MARKET WATCH: Prices hiked by funds rate reduction, ice storm

Energy prices rose Dec. 11 as the Federal Open Market Committee cut the benchmark federal funds rate by a quarter-point to 4.25% and an ice storm knocked out electrical power in Oklahoma.

Dec 12th, 2007

Sam Fletcher
Senior Writer

HOUSTON, Dec. 12 -- Energy prices rose Dec. 11 as the Federal Open Market Committee cut the benchmark federal funds rate by a quarter-point to 4.25% and an ice storm knocked out electrical power in Oklahoma, shutting in key crude pipelines at the Cushing oil hub.

Reduction of the Federal Reserve rate generally was anticipated by traders and economists. The FOMC also trimmed the discount rate by a quarter-point to 4.75%.

"Crude was up on news of four crude oil pipelines and a storage terminal shut-in at the nation's most important oil hub at Cushing, Okla., as a severe ice storm knocked out power, leaving much of the state without power," said analysts in the Houston office of Raymond James & Associates Inc. Enbridge Inc. shut in each of its 125,000 b/d Ozark and Spearhead pipelines from Cushing to Illinois and Magellan Midstream Partners LP closed its 115,000 b/d Osage pipeline from Cushing to Kansas (OGJ Online, Dec. 11, 2007).

"The Osage pipeline and one storage terminal was able to resume operations early yesterday afternoon and the Ozark and Spearhead pipelines are expected to be up today, leaving the Seaway pipeline as the only line remaining out of service," Raymond James analysts reported Dec. 12. Seaway Crude Pipeline Co. operates the main pipeline artery for transporting imported crude from the Texas Gulf Coast to Cushing, a delivery point for the New York Mercantile Exchange Crude.

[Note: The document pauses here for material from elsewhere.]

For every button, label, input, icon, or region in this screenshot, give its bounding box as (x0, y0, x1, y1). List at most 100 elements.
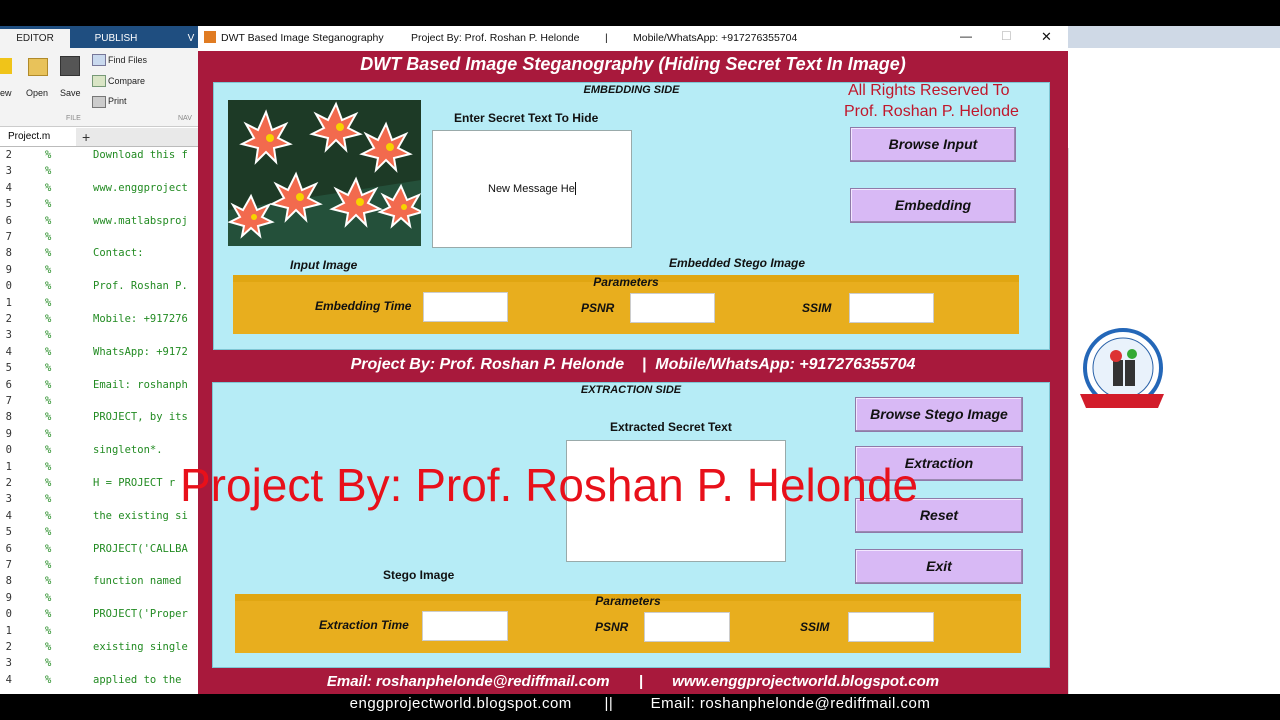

Crude prices again were climbing in early trading Dec. 12 on NYMEX "due to the lingering Cushing issues and expectations that today's inventory data will show a decrease in crude inventories," said Raymond James analysts. Premarket natural gas futures prices also were up on expectations the Northeast will experience slightly lower temperatures and higher demand in the near term. "Even with warmer-than-normal weather forecasted in the next 2 weeks, we still expect to reduce the year-over-year storage surplus over the next month," they said.

Energy prices
The January contract for benchmark US light, sweet crudes traded as high as $90.55/bbl Dec. 11 on NYMEX before closing at $90.02/bbl, up $2.16 for the day. The February contract climbed $2.15 to $89.92/bbl. On the US spot market, West Texas Intermediate was up $2.16 to $90.03/bbl. Heating oil for January gained 4.56¢ to $2.52/gal on NYMEX. The January contract for reformulated blend stock for oxygenate blending (RBOB) increased by 4.13¢ to $2.29/gal.

The January natural gas contract picked up 5.3¢ to $7.09/MMbtu. On the US spot market, gas at Henry Hub, La., escalated 11.5¢, also to $7.09/MMbtu.

In London, the January IPE contract for North Sea Brent crude gained $1.95 to $89.99/bbl. The December gas oil contract, however, lost $3.75 to $784.75/tonne.

The average price for the Organization of Petroleum Exporting Countries' basket of 12 reference crudes increased by 45¢ to $84.64/bbl on Dec. 11.